L’esempio dell’associazionismo è illuminante. In Italia esistono almeno 4 associazioni di settore. Di queste solo una parte ha numeri tali da ambire a rappresentare qualcuno e, in ogni caso, tutte le associazioni messe assieme coprono meno del 10% del bacino di riferimento.
Sembra strano che questo avvenga in un paese che ha vissuto la storia sin qui raccontata. Ancora più strano è il confronto tra i numeri delle associazioni e quelli dei social (con gruppi di discussione cui partecipano alcune migliaia di utenti) o il giudizio sulle motivazioni di chi lavora nelle associazioni. In questo caso si oscilla tra l’estremo altruismo (leggasi ingenuità) e la losca difesa degli interessi dei poteri forti nazionali (notoriamente attentissimi al nostro lavoro e ai nostri fatturati).
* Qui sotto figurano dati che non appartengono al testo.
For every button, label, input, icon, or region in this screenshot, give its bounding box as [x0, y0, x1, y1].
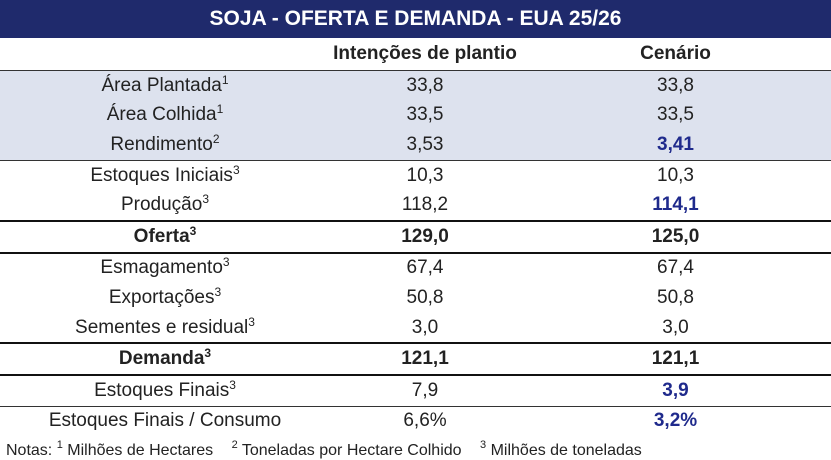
row-label-cell: Estoques Finais / Consumo	[0, 406, 330, 436]
notes-prefix: Notas:	[6, 442, 53, 460]
note-text: Milhões de Hectares	[67, 442, 214, 460]
table: Intenções de plantio Cenário Área Plantad…	[0, 38, 831, 436]
value-cell: 33,8	[520, 70, 831, 101]
row-label-sup: 3	[189, 223, 197, 238]
row-label-sup: 3	[222, 255, 230, 270]
row: Produção3 118,2 114,1	[0, 190, 831, 222]
row-label-sup: 3	[202, 192, 210, 207]
header-cell	[0, 38, 330, 71]
row: Rendimento2 3,53 3,41	[0, 130, 831, 161]
value-cell: 3,53	[330, 130, 520, 161]
row-label: Área Colhida	[106, 104, 217, 126]
value-cell: 3,9	[520, 374, 831, 407]
row-label-cell: Estoques Finais3	[0, 374, 330, 407]
note-sup: 1	[56, 439, 63, 452]
row: Exportações3 50,8 50,8	[0, 283, 831, 313]
row-label-cell: Produção3	[0, 190, 330, 222]
value-cell: 3,0	[520, 312, 831, 345]
row-label-cell: Esmagamento3	[0, 253, 330, 284]
header-cell: Cenário	[520, 38, 831, 71]
row: Esmagamento3 67,4 67,4	[0, 253, 831, 284]
note: 1 Milhões de Hectares	[56, 439, 214, 460]
header-cell: Intenções de plantio	[330, 38, 520, 71]
row: Demanda3 121,1 121,1	[0, 343, 831, 376]
row-label: Oferta	[133, 225, 190, 247]
row-label-cell: Estoques Iniciais3	[0, 160, 330, 190]
row: Oferta3 129,0 125,0	[0, 220, 831, 254]
value-cell: 50,8	[406, 286, 444, 308]
row-label: Estoques Finais / Consumo	[48, 410, 282, 432]
row-label-cell: Sementes e residual3	[0, 312, 330, 345]
row: Estoques Iniciais3 10,3 10,3	[0, 160, 831, 190]
value-cell: 3,2%	[653, 410, 698, 432]
row-label: Sementes e residual	[75, 316, 249, 338]
row-label: Estoques Finais	[94, 379, 230, 401]
note-sup: 3	[480, 439, 487, 452]
row-label-cell: Área Plantada1	[0, 70, 330, 101]
value-cell: 121,1	[330, 343, 520, 376]
value-cell: 10,3	[406, 164, 444, 186]
note-sup: 2	[231, 439, 238, 452]
row-label: Esmagamento	[100, 257, 223, 279]
row-label-sup: 3	[229, 377, 236, 392]
row-label-sup: 3	[248, 314, 255, 329]
row-label-cell: Área Colhida1	[0, 100, 330, 131]
row-label: Produção	[120, 194, 203, 216]
value-cell: 118,2	[330, 190, 520, 222]
row: Área Plantada1 33,8 33,8	[0, 70, 831, 101]
note-text: Toneladas por Hectare Colhido	[241, 442, 462, 460]
value-cell: 10,3	[657, 164, 694, 186]
value-cell: 33,5	[330, 100, 520, 131]
value-cell: 6,6%	[403, 410, 447, 432]
note: 2 Toneladas por Hectare Colhido	[231, 439, 462, 460]
value-cell: 7,9	[330, 374, 520, 407]
row: Sementes e residual3 3,0 3,0	[0, 312, 831, 345]
note-text: Milhões de toneladas	[490, 442, 642, 460]
value-cell: 33,8	[330, 70, 520, 101]
row-label-cell: Demanda3	[0, 343, 330, 376]
row-label-sup: 3	[204, 346, 212, 361]
row: Estoques Finais3 7,9 3,9	[0, 374, 831, 407]
value-cell: 67,4	[406, 257, 444, 279]
row-label: Rendimento	[110, 133, 213, 155]
row-label-cell: Exportações3	[0, 283, 330, 313]
value-cell: 114,1	[520, 190, 831, 222]
notes: Notas: 1 Milhões de Hectares 2 Toneladas…	[0, 436, 831, 460]
row-label: Estoques Iniciais	[90, 164, 233, 186]
header-row: Intenções de plantio Cenário	[0, 38, 831, 71]
title: SOJA - OFERTA E DEMANDA - EUA 25/26	[0, 0, 831, 38]
row: Estoques Finais / Consumo 6,6% 3,2%	[0, 406, 831, 436]
note: 3 Milhões de toneladas	[480, 439, 642, 460]
row-label: Exportações	[108, 286, 215, 308]
row-label-sup: 3	[232, 162, 240, 177]
value-cell: 33,5	[520, 100, 831, 131]
value-cell: 125,0	[520, 220, 831, 254]
row-label-sup: 2	[212, 131, 220, 146]
value-cell: 67,4	[657, 257, 694, 279]
value-cell: 129,0	[330, 220, 520, 254]
row-label-sup: 1	[216, 102, 224, 117]
value-cell: 3,0	[330, 312, 520, 345]
row-label-sup: 3	[214, 284, 222, 299]
value-cell: 3,41	[520, 130, 831, 161]
row: Área Colhida1 33,5 33,5	[0, 100, 831, 131]
value-cell: 121,1	[520, 343, 831, 376]
row-label-cell: Rendimento2	[0, 130, 330, 161]
row-label: Área Plantada	[101, 74, 222, 96]
value-cell: 50,8	[657, 286, 694, 308]
row-label-cell: Oferta3	[0, 220, 330, 254]
row-label-sup: 1	[221, 72, 229, 87]
row-label: Demanda	[118, 348, 205, 370]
Nessuno, nemmeno quanti firmano periodicamente illuminanti articoli o le intelligenze che sempre sanno cosa è giusto fare, racconta un’associazione per quello che realmente è: il luogo dove le persone lavorano assieme per difendere i propri interessi. Non un luogo mera di delega o difesa di interessi particolari, ma uno strumento da usare. Partecipando. Ora, prima che sia davvero troppo tardi. Altrimenti, liberi tutti.